Sigfox, IoT Valley… : Ludovic Le Moan se livre
Vous présidez l'IoT Valley et êtes le cofondateur de Sigfox, les deux structures étant intimement liées. Les difficultés rencontrées par Sigfox ont-elles un impact sur la feuille de route de l'IoT Valley ?
Tout d'abord, non, les deux structures ne sont pas si intimement liées que cela. L'IoT Valley et Sigfox ont en effet un passé commun, parce que je suis le fondateur des deux. Mais l'enjeu de l'IoT Valley est la valorisation de la donnée. Peu importe la technologie. À titre personnel, je suis convaincu que la meilleure technologie, c'est Sigfox. Mais mon but n'est plus de le clamer, car ce n'est pas audible. Alors j'essaie d'expliquer les enjeux. L'environnement est un vrai sujet. Dans ce cadre, il faut améliorer un certain nombre de processus industriels, ce qui se fera notamment par de l'acquisition de données. Cela implique un rendement économique des données. Et c'est justement tout le sujet de l'IoT Valley.

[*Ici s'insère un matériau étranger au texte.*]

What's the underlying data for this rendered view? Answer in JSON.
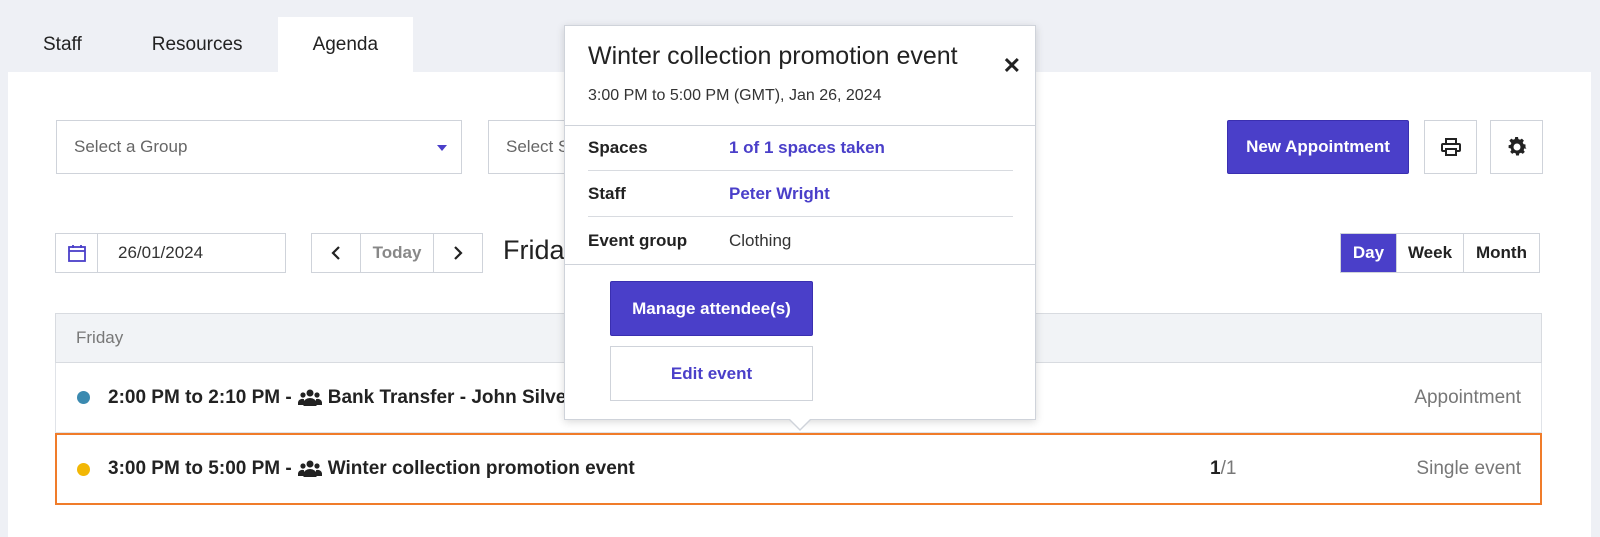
{
  "tabs": [
    {
      "label": "Staff"
    },
    {
      "label": "Resources"
    },
    {
      "label": "Agenda",
      "active": true
    }
  ],
  "toolbar": {
    "group_select": "Select a Group",
    "staff_select": "Select S",
    "new_appointment_label": "New Appointment"
  },
  "datebar": {
    "date_value": "26/01/2024",
    "today_label": "Today",
    "day_title": "Friday"
  },
  "view_toggle": {
    "day": "Day",
    "week": "Week",
    "month": "Month",
    "active": "Day"
  },
  "agenda": {
    "header": "Friday",
    "rows": [
      {
        "time": "2:00 PM to 2:10 PM -",
        "title": "Bank Transfer - John Silver",
        "type": "Appointment",
        "dot_color": "#3b8ab0"
      },
      {
        "time": "3:00 PM to 5:00 PM -",
        "title": "Winter collection promotion event",
        "type": "Single event",
        "dot_color": "#f2b705",
        "count_taken": "1",
        "count_total": "/1"
      }
    ]
  },
  "popover": {
    "title": "Winter collection promotion event",
    "when": "3:00 PM to 5:00 PM (GMT), Jan 26, 2024",
    "spaces_label": "Spaces",
    "spaces_value": "1 of 1 spaces taken",
    "staff_label": "Staff",
    "staff_value": "Peter Wright",
    "group_label": "Event group",
    "group_value": "Clothing",
    "manage_label": "Manage attendee(s)",
    "edit_label": "Edit event"
  },
  "colors": {
    "accent": "#4a3fc9",
    "selected_border": "#f07c2a"
  }
}
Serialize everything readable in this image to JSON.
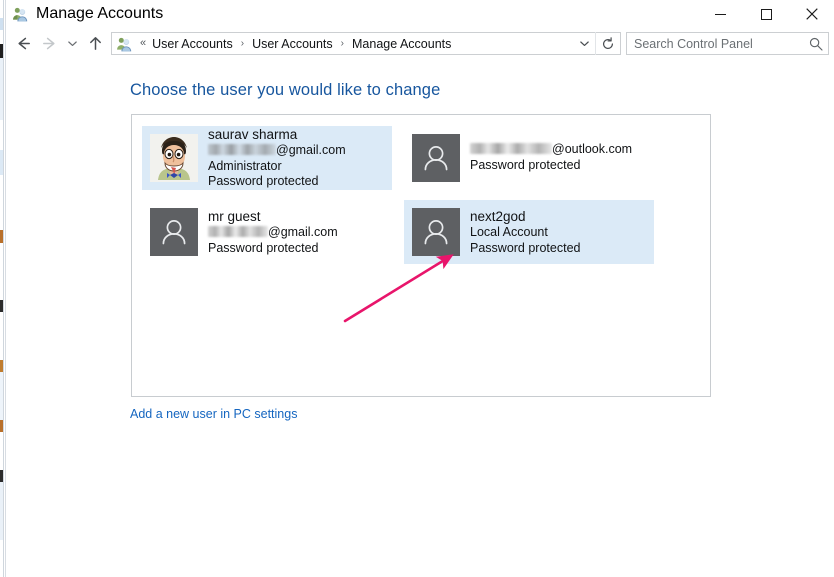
{
  "window": {
    "title": "Manage Accounts",
    "icon": "user-accounts-icon",
    "controls": {
      "minimize": "—",
      "maximize": "□",
      "close": "✕"
    }
  },
  "navbar": {
    "back_label": "←",
    "forward_label": "→",
    "recent_label": "⌄",
    "up_label": "↑",
    "breadcrumb_icon": "user-accounts-icon",
    "breadcrumb_overflow": "«",
    "breadcrumb": [
      "User Accounts",
      "User Accounts",
      "Manage Accounts"
    ],
    "breadcrumb_separator": "›",
    "dropdown_label": "⌄",
    "refresh_label": "↻"
  },
  "search": {
    "placeholder": "Search Control Panel",
    "value": "",
    "icon": "search-icon"
  },
  "main": {
    "heading": "Choose the user you would like to change",
    "add_user_link": "Add a new user in PC settings",
    "accounts": [
      {
        "name": "saurav sharma",
        "email_redacted": true,
        "email_redacted_width": 68,
        "email_domain": "@gmail.com",
        "account_type": "Administrator",
        "password_status": "Password protected",
        "avatar": "cartoon-face-photo",
        "selected": true
      },
      {
        "name": "",
        "email_redacted": true,
        "email_redacted_width": 82,
        "email_domain": "@outlook.com",
        "account_type": "",
        "password_status": "Password protected",
        "avatar": "default-person-icon",
        "selected": false
      },
      {
        "name": "mr guest",
        "email_redacted": true,
        "email_redacted_width": 60,
        "email_domain": "@gmail.com",
        "account_type": "",
        "password_status": "Password protected",
        "avatar": "default-person-icon",
        "selected": false
      },
      {
        "name": "next2god",
        "email_redacted": false,
        "email_redacted_width": 0,
        "email_domain": "",
        "account_type": "Local Account",
        "password_status": "Password protected",
        "avatar": "default-person-icon",
        "selected": true
      }
    ]
  },
  "annotation": {
    "type": "arrow",
    "color": "#E8156B",
    "points_to": "next2god-account-tile"
  },
  "colors": {
    "heading_blue": "#17569e",
    "link_blue": "#1566c0",
    "tile_selected": "#dbeaf7",
    "avatar_gray": "#5e6063",
    "panel_border": "#c8ccd0",
    "annotation_pink": "#E8156B"
  }
}
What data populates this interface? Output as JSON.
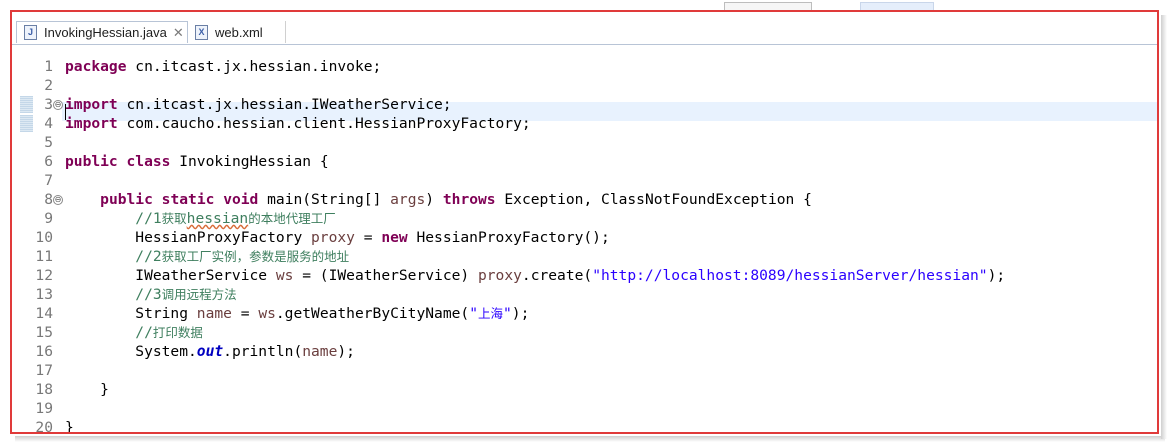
{
  "tabs": [
    {
      "label": "InvokingHessian.java",
      "icon": "J",
      "close": "✕"
    },
    {
      "label": "web.xml",
      "icon": "X"
    }
  ],
  "lines": [
    {
      "n": "1",
      "segs": [
        {
          "c": "kw",
          "t": "package"
        },
        {
          "c": "",
          "t": " cn.itcast.jx.hessian.invoke;"
        }
      ]
    },
    {
      "n": "2",
      "segs": []
    },
    {
      "n": "3",
      "fold": "⊖",
      "segs": [
        {
          "c": "kw",
          "t": "import"
        },
        {
          "c": "",
          "t": " cn.itcast.jx.hessian.IWeatherService;"
        }
      ]
    },
    {
      "n": "4",
      "segs": [
        {
          "c": "kw",
          "t": "import"
        },
        {
          "c": "",
          "t": " com.caucho.hessian.client.HessianProxyFactory;"
        }
      ]
    },
    {
      "n": "5",
      "segs": []
    },
    {
      "n": "6",
      "segs": [
        {
          "c": "kw",
          "t": "public"
        },
        {
          "c": "",
          "t": " "
        },
        {
          "c": "kw",
          "t": "class"
        },
        {
          "c": "",
          "t": " InvokingHessian {"
        }
      ]
    },
    {
      "n": "7",
      "segs": []
    },
    {
      "n": "8",
      "fold": "⊖",
      "segs": [
        {
          "c": "",
          "t": "    "
        },
        {
          "c": "kw",
          "t": "public"
        },
        {
          "c": "",
          "t": " "
        },
        {
          "c": "kw",
          "t": "static"
        },
        {
          "c": "",
          "t": " "
        },
        {
          "c": "kw",
          "t": "void"
        },
        {
          "c": "",
          "t": " main(String[] "
        },
        {
          "c": "var",
          "t": "args"
        },
        {
          "c": "",
          "t": ") "
        },
        {
          "c": "kw",
          "t": "throws"
        },
        {
          "c": "",
          "t": " Exception, ClassNotFoundException {"
        }
      ]
    },
    {
      "n": "9",
      "segs": [
        {
          "c": "",
          "t": "        "
        },
        {
          "c": "cm",
          "t": "//1"
        },
        {
          "c": "cm cjk",
          "t": "获取"
        },
        {
          "c": "cm squig",
          "t": "hessian"
        },
        {
          "c": "cm cjk",
          "t": "的本地代理工厂"
        }
      ]
    },
    {
      "n": "10",
      "segs": [
        {
          "c": "",
          "t": "        HessianProxyFactory "
        },
        {
          "c": "var",
          "t": "proxy"
        },
        {
          "c": "",
          "t": " = "
        },
        {
          "c": "kw",
          "t": "new"
        },
        {
          "c": "",
          "t": " HessianProxyFactory();"
        }
      ]
    },
    {
      "n": "11",
      "segs": [
        {
          "c": "",
          "t": "        "
        },
        {
          "c": "cm",
          "t": "//2"
        },
        {
          "c": "cm cjk",
          "t": "获取工厂实例，参数是服务的地址"
        }
      ]
    },
    {
      "n": "12",
      "segs": [
        {
          "c": "",
          "t": "        IWeatherService "
        },
        {
          "c": "var",
          "t": "ws"
        },
        {
          "c": "",
          "t": " = (IWeatherService) "
        },
        {
          "c": "var",
          "t": "proxy"
        },
        {
          "c": "",
          "t": ".create("
        },
        {
          "c": "str",
          "t": "\"http://localhost:8089/hessianServer/hessian\""
        },
        {
          "c": "",
          "t": ");"
        }
      ]
    },
    {
      "n": "13",
      "segs": [
        {
          "c": "",
          "t": "        "
        },
        {
          "c": "cm",
          "t": "//3"
        },
        {
          "c": "cm cjk",
          "t": "调用远程方法"
        }
      ]
    },
    {
      "n": "14",
      "segs": [
        {
          "c": "",
          "t": "        String "
        },
        {
          "c": "var",
          "t": "name"
        },
        {
          "c": "",
          "t": " = "
        },
        {
          "c": "var",
          "t": "ws"
        },
        {
          "c": "",
          "t": ".getWeatherByCityName("
        },
        {
          "c": "str",
          "t": "\""
        },
        {
          "c": "str cjk",
          "t": "上海"
        },
        {
          "c": "str",
          "t": "\""
        },
        {
          "c": "",
          "t": ");"
        }
      ]
    },
    {
      "n": "15",
      "segs": [
        {
          "c": "",
          "t": "        "
        },
        {
          "c": "cm",
          "t": "//"
        },
        {
          "c": "cm cjk",
          "t": "打印数据"
        }
      ]
    },
    {
      "n": "16",
      "segs": [
        {
          "c": "",
          "t": "        System."
        },
        {
          "c": "stat",
          "t": "out"
        },
        {
          "c": "",
          "t": ".println("
        },
        {
          "c": "var",
          "t": "name"
        },
        {
          "c": "",
          "t": ");"
        }
      ]
    },
    {
      "n": "17",
      "segs": []
    },
    {
      "n": "18",
      "segs": [
        {
          "c": "",
          "t": "    }"
        }
      ]
    },
    {
      "n": "19",
      "segs": []
    },
    {
      "n": "20",
      "segs": [
        {
          "c": "",
          "t": "}"
        }
      ]
    }
  ],
  "colors": {
    "frame": "#e03a3a",
    "keyword": "#7f0055",
    "string": "#2a00ff",
    "comment": "#3f7f5f",
    "variable": "#6a3e3e",
    "current_line": "#e8f2fe"
  }
}
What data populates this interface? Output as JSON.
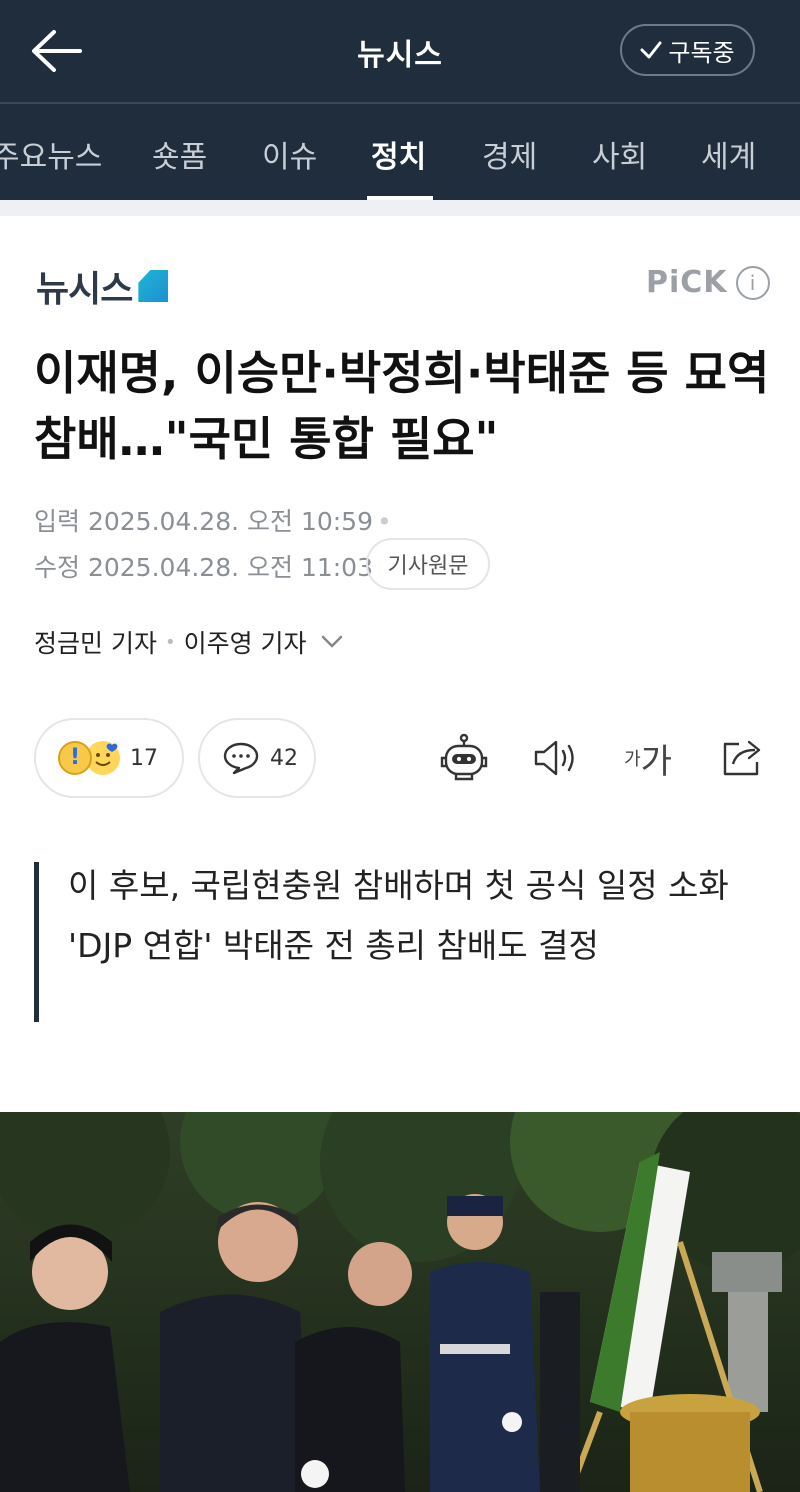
{
  "header": {
    "title": "뉴시스",
    "subscribe_label": "구독중"
  },
  "tabs": [
    {
      "label": "주요뉴스"
    },
    {
      "label": "숏폼"
    },
    {
      "label": "이슈"
    },
    {
      "label": "정치",
      "active": true
    },
    {
      "label": "경제"
    },
    {
      "label": "사회"
    },
    {
      "label": "세계"
    }
  ],
  "article": {
    "brand": "뉴시스",
    "pick_label": "PiCK",
    "pick_info": "i",
    "headline": "이재명, 이승만·박정희·박태준 등 묘역 참배…\"국민 통합 필요\"",
    "input_label": "입력",
    "input_time": "2025.04.28. 오전 10:59",
    "modified_label": "수정",
    "modified_time": "2025.04.28. 오전 11:03",
    "original_button": "기사원문",
    "reporters": [
      "정금민 기자",
      "이주영 기자"
    ],
    "reaction_count": "17",
    "comment_count": "42",
    "font_small": "가",
    "font_large": "가",
    "summary": [
      "이 후보, 국립현충원 참배하며 첫 공식 일정 소화",
      "'DJP 연합' 박태준 전 총리 참배도 결정"
    ]
  },
  "colors": {
    "header_bg": "#1f2d3d",
    "brand_accent": "#1fb6d6"
  }
}
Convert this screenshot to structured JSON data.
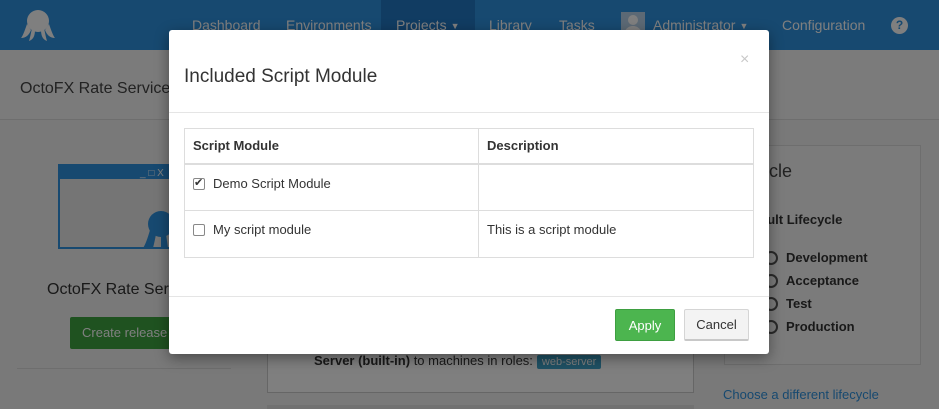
{
  "nav": {
    "items": [
      "Dashboard",
      "Environments",
      "Projects",
      "Library",
      "Tasks"
    ],
    "user": "Administrator",
    "configuration": "Configuration",
    "help": "?"
  },
  "page": {
    "project_title": "OctoFX Rate Service",
    "project_name": "OctoFX Rate Ser",
    "create_release": "Create release",
    "step_bold": "Server (built-in)",
    "step_text": " to machines in roles:",
    "role": "web-server",
    "lifecycle_title": "ycle",
    "lifecycle_name": "ault Lifecycle",
    "phases": [
      "Development",
      "Acceptance",
      "Test",
      "Production"
    ],
    "lifecycle_link": "Choose a different lifecycle"
  },
  "modal": {
    "title": "Included Script Module",
    "close": "×",
    "columns": [
      "Script Module",
      "Description"
    ],
    "rows": [
      {
        "name": "Demo Script Module",
        "description": "",
        "checked": true
      },
      {
        "name": "My script module",
        "description": "This is a script module",
        "checked": false
      }
    ],
    "apply": "Apply",
    "cancel": "Cancel"
  },
  "colors": {
    "nav_bg": "#2f93e0",
    "primary_green": "#4cb54f",
    "link": "#2f93e0"
  }
}
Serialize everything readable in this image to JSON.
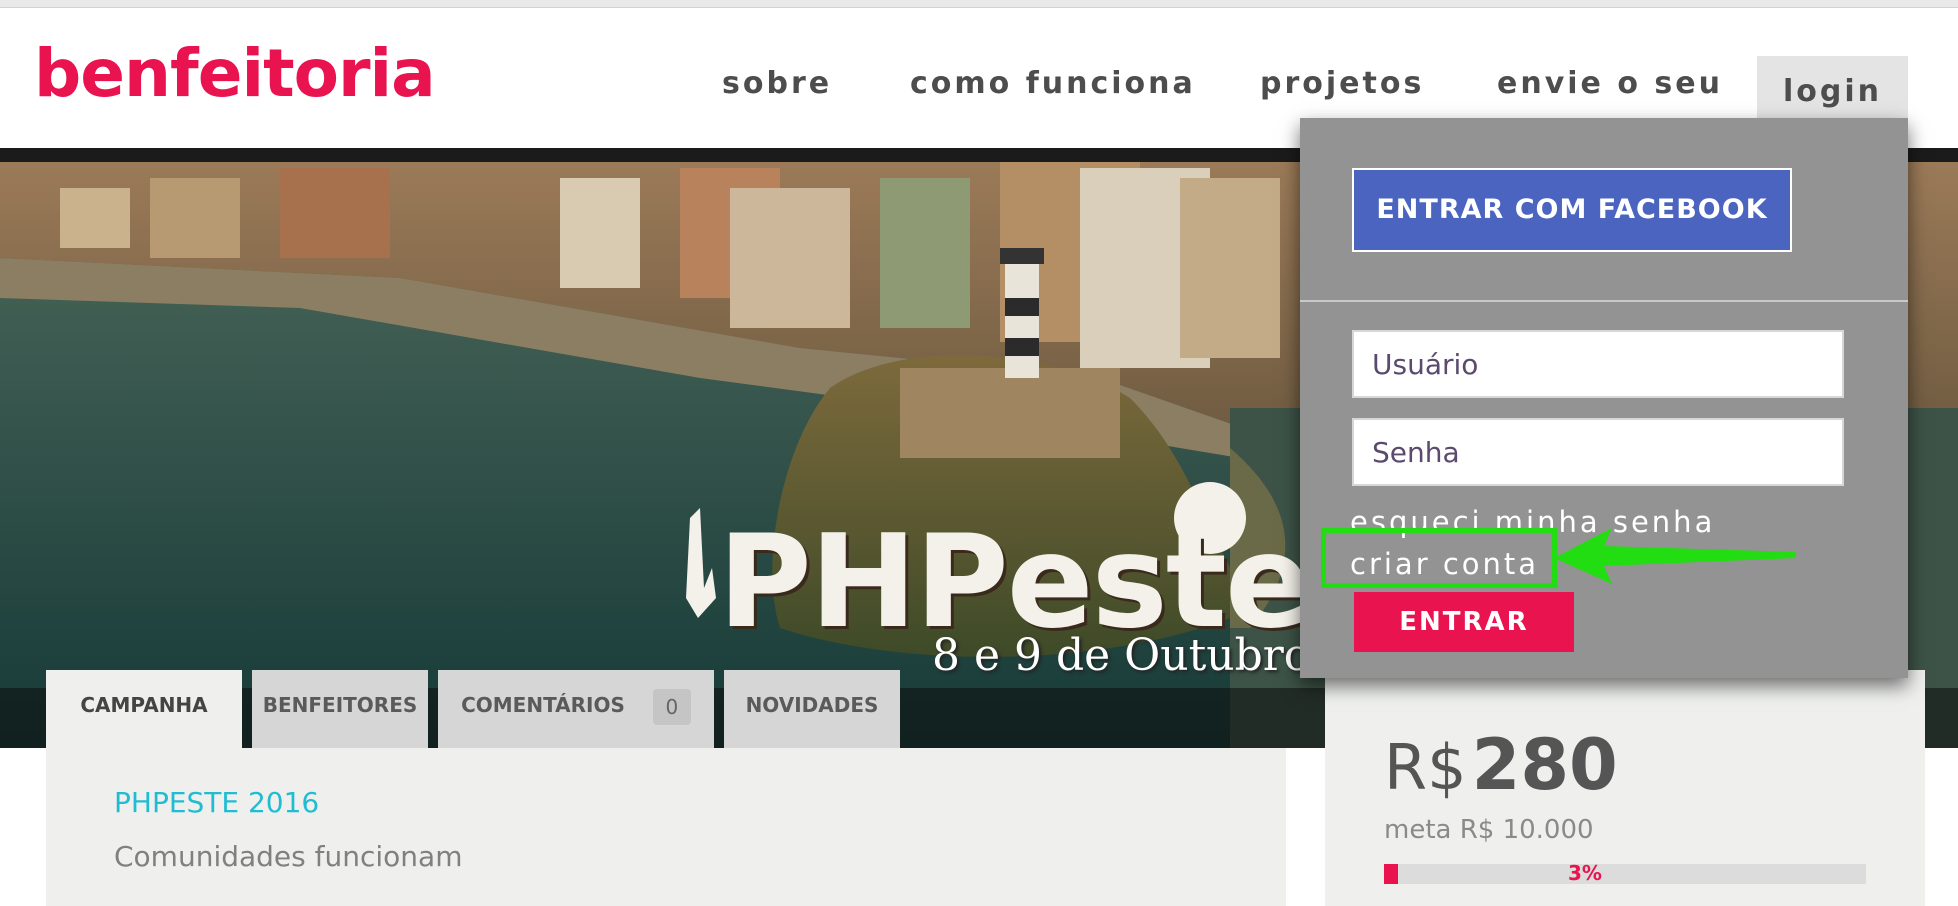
{
  "header": {
    "logo": "benfeitoria",
    "nav": [
      {
        "label": "sobre"
      },
      {
        "label": "como funciona"
      },
      {
        "label": "projetos"
      },
      {
        "label": "envie o seu"
      }
    ],
    "login_label": "login"
  },
  "hero": {
    "title": "PHPeste",
    "date": "8 e 9 de Outubro"
  },
  "tabs": [
    {
      "label": "CAMPANHA",
      "active": true
    },
    {
      "label": "BENFEITORES"
    },
    {
      "label": "COMENTÁRIOS",
      "count": "0"
    },
    {
      "label": "NOVIDADES"
    }
  ],
  "project": {
    "name": "PHPESTE 2016",
    "description": "Comunidades funcionam"
  },
  "funding": {
    "currency": "R$",
    "amount": "280",
    "goal": "meta R$ 10.000",
    "progress_label": "3%",
    "progress_fraction": 0.03
  },
  "login_panel": {
    "facebook_button": "ENTRAR COM FACEBOOK",
    "username_placeholder": "Usuário",
    "password_placeholder": "Senha",
    "forgot_password": "esqueci minha senha",
    "create_account": "criar conta",
    "submit": "ENTRAR"
  },
  "colors": {
    "brand": "#e8134f",
    "facebook": "#4a64c0",
    "panel": "#939393",
    "accent_text": "#22bcd2",
    "annotation": "#22dd11"
  }
}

Donc le fait que Sigfox soit en difficulté ou pas ne change rien à la raison d'être de l'IoT Valley ?
Complètement ! Juste une parenthèse, qui n'engage que moi : Sigfox ne mourra pas. Je pense qu'il y aura des repreneurs, parce que c'est une technologie magnifique et que les clients qui l'utilisent sont tous fans. Le business model n'est peut-être pas le meilleur mais la technologie, elle, a fait ses preuves. Je ne suis donc pas inquiet pour ça. De son côté, l'IoT Valley dit au client : « Voilà ce que vont vous rapporter vos données en termes d'amélioration, de nouveaux services… » Et ensuite, on lance ensemble des appels d'offres pour trouver des solutions. Il n'y a pas que le réseau. Il y a des objets, il y a tout un traitement logiciel, etc. Donc si Sigfox n'existait plus, je pense que certains projets ne seraient plus faisables, mais l'IoT Valley continuerait à aider les industries à se transformer.
Comment expliquez-vous les difficultés rencontrées par Sigfox ?
Il est un peu délicat pour moi de me positionner publiquement sur ce sujet. Car depuis un peu plus d'un an, je suis parti du commandement de la société. Je ne veux pas créer du « bruit » qui serait préjudiciable à l'entreprise. Au-delà de moi-même, mon enjeu est que le projet continue car il y a plein de sociétés qui utilisent ce réseau. Il y a des choses à améliorer sur le business model. Par contre, ce qui est sûr, c'est que la technologie est parfaite. Je le dis d'autant plus facilement que c'est Christophe Fourtet qui l'a inventée. Moi, je n'ai été que celui qui l'a mise en scène, qui a porté cette dynamique Zéro G.
Quels sont vos perspectives aujourd'hui ?
Après cette pause d'une année, je vais commencer à revenir sur la scène en expliquant les fondamentaux de la transformation qui est à l’œuvre. Il faut arrêter de parler de réseau, de technologie. Il faut parler de la donnée. Je consacre mon temps, aujourd'hui, à aller vers les industriels qui sont un peu coincés car ils pensent à la technologie. Ils ont peur de faire un choix A alors que c'est B qui deviendra un standard, ce qui explique que le marché n'a pas la dynamique qu'il devrait avoir. Mon but est d'être en conseil de cette industrie. J'ai confiance en la Zéro G. Ce qui est clé, c'est la valeur que l'on va créer.
Avez-vous le sentiment que le fait d'avoir annoncé, par exemple, que Sigfox allait devenir le « S » des « Gafas » a pu agacer un certain nombre d'acteurs ?
Oui, je pense. Vous savez, moi, j'ai fait ça parce que je suis un peu provocateur dans l'âme. Je suis enthousiaste. Dans ma bouche, il n'y avait aucun message mégalo. Je pense qu'il faut de l'ambition, il faut prendre du plaisir pour atteindre des sommets. J'avais lancé ce message-là en espérant fédérer. Mais en France, quand on sort un peu du lot, on vous tape dessus.